No, it’s not a mirage. There are genuine farm-to-table dining options in the desert terrain of Los Cabos. Best known for its Instagram-worthy beaches and mountainous landscape, this region, located at the tip of the southern half of Mexico’s Baja Peninsula, also has mineral-rich soil and a crop-friendly microclimate, thanks to a long growing season and mild winters without freezing temperatures. It’s the land where margaritas grow from the ground -- literally. To get a taste of this true local fare, dig into these area farms and restaurants:
Agua by Larbi at One&Only Palmilla
This popular (and celeb-preferred) resort features farm-to-table dining from chef Larbi Dahrouch. His restaurant’s menu changes seasonally -- sometimes daily -- depending on the fresh catch and the produce sprouting in the on-site organic garden. Featuring a variety of crops and an outdoor kitchen with a wood-fired oven, the garden area allows guests to get up close and personal with their ingredients with cooking demonstrations and lessons on home-grown chilis like habanero and poblano, and herbs such as cilantro, sweet basil, and hibiscus tea plant.
Located in San José del Cabo, at the foothills of the Sierra Laguna mountains, Flora Farms consists of a 10-acre organic farm, which services the open-air restaurant and bar, an on-site grocery store stocked with fresh-baked bread and produce, as well as the privately-owned “culinary cottages” that are for rent on the property. The farm-fresh veggies and herbs are also incorporated into the seasonal cocktails, such as the “Farmrita” -- a margarita made with heirloom carrot juice and tequila. Plus, all the meats on the menu come from a nearby ranch where the animals are raised without the use of hormones or antibiotics.
Named after the region’s abundant tamarind trees, this U.S.D.A.-certified organic farm, located a mile from the Sea of Cortez in San José del Cabo, offers cooking classes ($85 for 4 hours), farm tours, and restaurant dining in a restored 1888 brick building. The 17-acre farm features a variety of crops, including tomatoes, cucumbers, carrots, zucchinis, beets, kale, chard, arugula, lettuce, and herbs. With this cornucopia, owner and chef Enrique Silva (a former agricultural engineer) is able to provide produce to some of the nearby resort properties, as well as his own restaurant Tequila in downtown San José del Cabo.

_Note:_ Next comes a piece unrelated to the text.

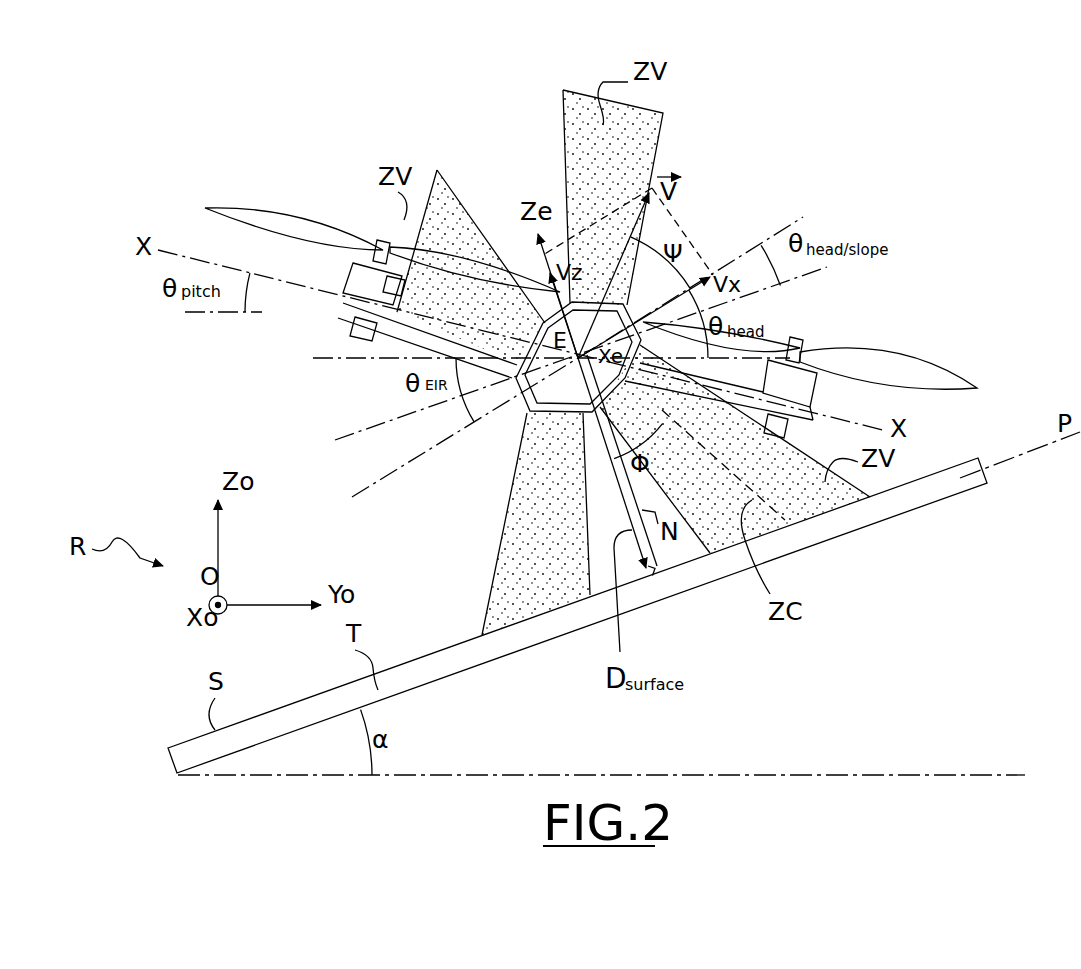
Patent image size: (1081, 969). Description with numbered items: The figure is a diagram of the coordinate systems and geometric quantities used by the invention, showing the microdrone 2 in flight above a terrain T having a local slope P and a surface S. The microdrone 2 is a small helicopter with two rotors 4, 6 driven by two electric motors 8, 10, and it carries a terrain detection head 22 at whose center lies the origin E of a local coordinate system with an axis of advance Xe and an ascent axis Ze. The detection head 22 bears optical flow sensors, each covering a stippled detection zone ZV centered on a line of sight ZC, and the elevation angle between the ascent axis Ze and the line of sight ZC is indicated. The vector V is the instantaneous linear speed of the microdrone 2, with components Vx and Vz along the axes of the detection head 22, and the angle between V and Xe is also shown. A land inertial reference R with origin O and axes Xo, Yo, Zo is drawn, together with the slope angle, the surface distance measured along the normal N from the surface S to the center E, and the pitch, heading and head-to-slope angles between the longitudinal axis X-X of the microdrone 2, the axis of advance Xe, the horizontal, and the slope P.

“Last year we grew the most amazing iceberg lettuce ever. Yes! Iceberg,” exclaimed the executive chef team of Jeff and Susan Mall at Rancho Pescadero, found near Todos Santos on the coast of Baja. The leafy green was a surprising discovery because, as a water-heavy veggie, it usually thrives in cool and moist environments, not desert temps. The chefs explain that crops suited for sandy soil, such as carrots, beets, and radish, work best though. The resort’s Garden Kitchen Restaurant features a seasonal menu that highlights the fresh produce, plus locally sourced items, such as cheeses made in the nearby Sierra Laguna mountains, chorizo, fresh eggs, and Baja-grown Medjool dates. In addition, cooking classes are available for $65 per person, and include some hands-on harvesting and lunch with the chefs.